La référence imaginaire passe du Livre de la jungle à la robinsonnade, de la loyauté des chevaliers à la règle chrétienne d’être « pur dans ses pensées ». La cuisine, la corvée d’eau et de bois, les courses de pain et d’épicerie, la lessive, le feu fait dans un trou de terre, le nettoyage des ustensiles, l’épluchage des légumes, ces gestes rudimentaires de la vie domestique deviennent des actes qui qualifient et honorent. Le défi lancé à la nature s’y mêle : qu’il vente, pleuve ou fasse soleil, la bonne humeur, l’endurance, l’adresse, la débrouillardise et la camaraderie sont de mise chez les jeunes gens comme chez les jeunes filles : « Compter sur soi pour toutes les besognes, mais être prête à venir au secours des camarades », voilà la devise. Peut-être le passage de l’une à l’autre de ces représentations marque-t-il l’évolution du mouvement des années 1920 aux années 1930, mais, dans leur ensemble, tous les mouvements de jeunes, les colonies de vacances et les camps d’été ont inspiré le camping, ce contact « direct » avec la nature sous la seule protection d’une épaisseur de toile. Camper a créé chez les nouvelles générations le désir de quitter la ville pour partir dans la forêt, la campagne ou la montagne, devenues les territoires de leur aventure. Prodigieuses mutations : elles élargissent les espaces disponibles, font entrer le temps du loisir dans l’éducation de la personnalité, renouvellent enfin le sens du loisir et les représentations de la nature.

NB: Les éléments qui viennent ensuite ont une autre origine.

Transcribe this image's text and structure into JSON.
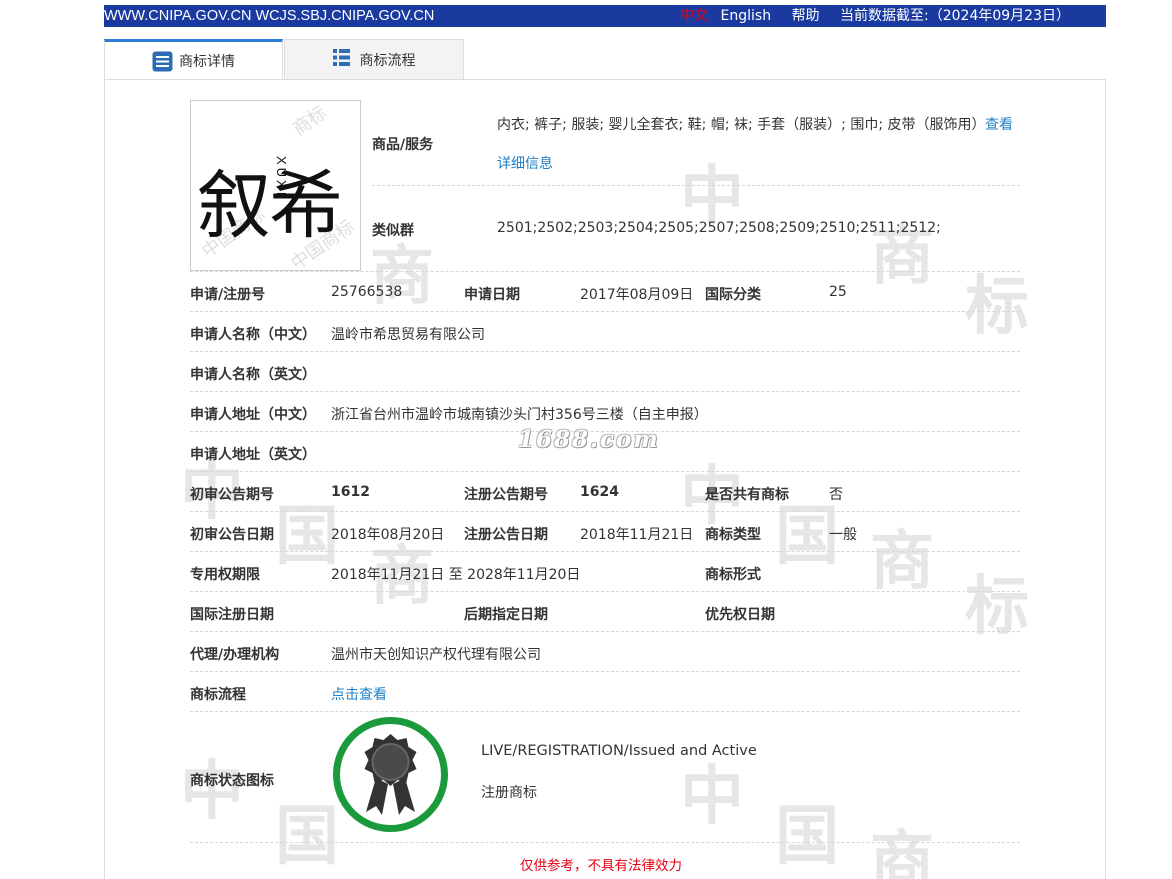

De la découverte de la terre des ancêtres aux loisirs de pleine nature
Ces influences étrangères ne doivent pas dissimuler une tradition patriotique de la découverte de la nature bien antérieure à celle-ci. Parallèlement à ces modèles anglo-saxons qui s’imposent en France, mais aussi en Europe, après les destructions et les désarrois laissés par la Grande Guerre, associations et clubs, apparus dès le dernier tiers du
xixe siècle [Lejeune, 1988 : 148-150], renouvellent les initiatives qui inspirent la découverte du territoire national et, plus largement, initient à la connaissance de la nature [Corbin, 1995 ; Rauch, 2001a]. Avec le Club alpin français (
caf) et les autres sociétés ascensionnistes, le Touring Club de France (
tcf) développe l’intérêt pour les loisirs au grand air ; en vue de diffuser la pratique des sports de plein air, il organise par exemple des championnats de
bobsleigh et des coupes pour les skieurs
[4]. À cette innovation s’ajoute la curiosité pour les sports nautiques (l’organisation d’un salon nautique international figure dans sa
Revue mensuelle), les sports aériens (le comité, créé en 1908, compte parmi ses membres Charles et Paul Renard).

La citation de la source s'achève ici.